Temporal Fact Conflicts in LLMs: Reproducibility Insights from Unifying DYNAMICQA and MULAN
New research reconciles contradictory findings on whether LLMs can update outdated information using external context.
A research team from the University of Glasgow, led by Ritajit Dey, Iadh Ounis, Graham McDonald, and Yashar Moshfeghi, published a reproducibility paper that resolves a significant contradiction in AI research. Two prominent studies, DYNAMICQA and MULAN, had reported opposite conclusions on whether external context (like a news article) can effectively update outdated temporal facts in Large Language Models (LLMs). DYNAMICQA found temporal facts were resistant to change, while MULAN concluded they were easier to update. The team's work aimed to identify the source of this disagreement.

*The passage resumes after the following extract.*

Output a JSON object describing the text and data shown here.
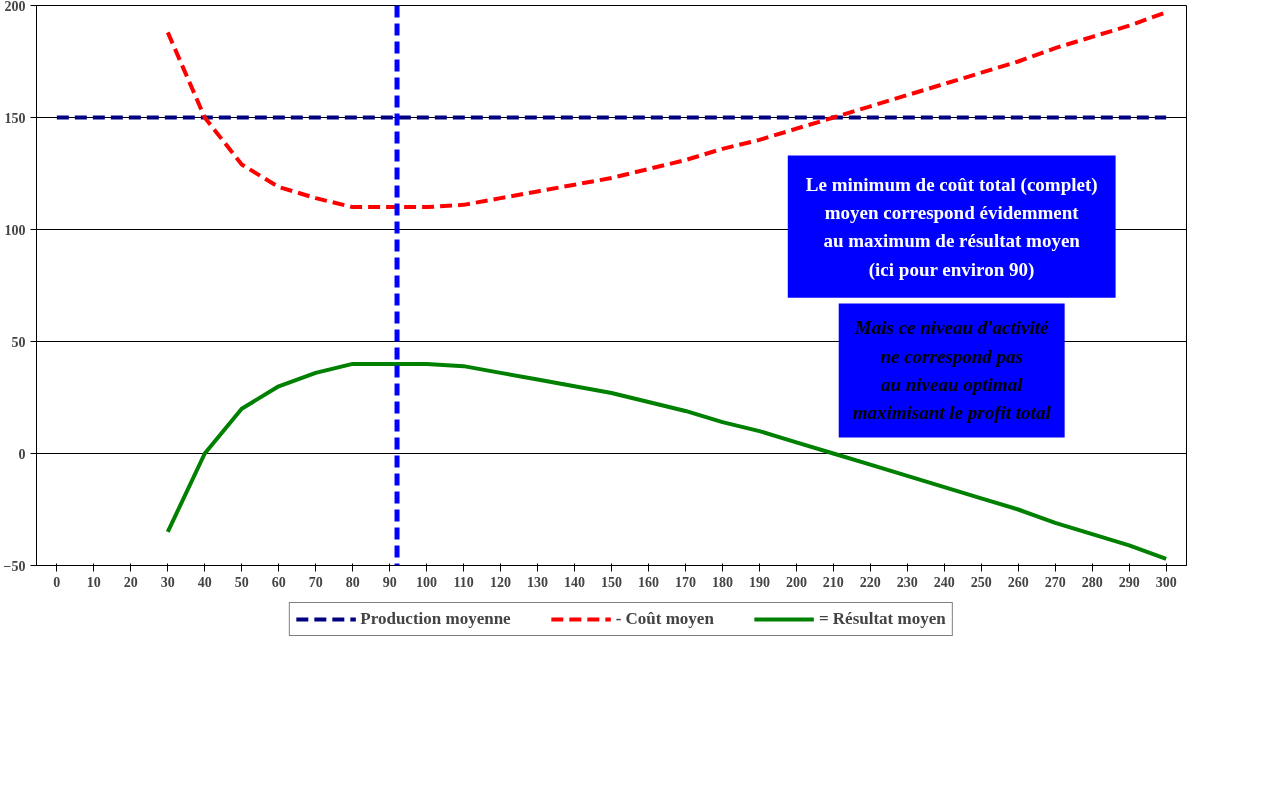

To do this, they first reproduced the original experiments from both benchmarks. They then applied each study's methodology to the other's dataset, standardizing the evaluation settings for a direct comparison. A key step involved using an LLM to synthetically generate realistic natural language contexts to replace MULAN's programmatically constructed statements, aligning it with DYNAMICQA's framework. Their analysis revealed strong dataset dependence: MULAN's findings generalized under both methodological frameworks, whereas applying MULAN's evaluation to DYNAMICQA's data yielded mixed results.
Furthermore, while the original studies only tested 7B parameter models, the Glasgow team expanded the scope to include LLMs of varying sizes. This revealed how model scale influences the encoding and updating of temporal knowledge, adding another critical dimension to the findings. The paper concludes that the observed LLM behavior in temporal fact conflicts is not absolute but is significantly shaped by three factors: the specific design of the evaluation dataset, the chosen performance metrics, and the size of the model being tested.
- The study reconciles contradictory findings from DYNAMICQA and MULAN benchmarks, showing MULAN's conclusion that temporal facts are easier to update generalizes more broadly.
- Methodology involved standardizing datasets, using an LLM to generate synthetic contexts, and cross-testing each study's framework on the other's data.
- Expanded testing beyond 7B models revealed that model size is a key factor influencing how LLMs encode and can update temporal knowledge.
Why It Matters
This provides crucial guidance for developers building reliable RAG systems and AI agents that need to handle real-world, evolving information.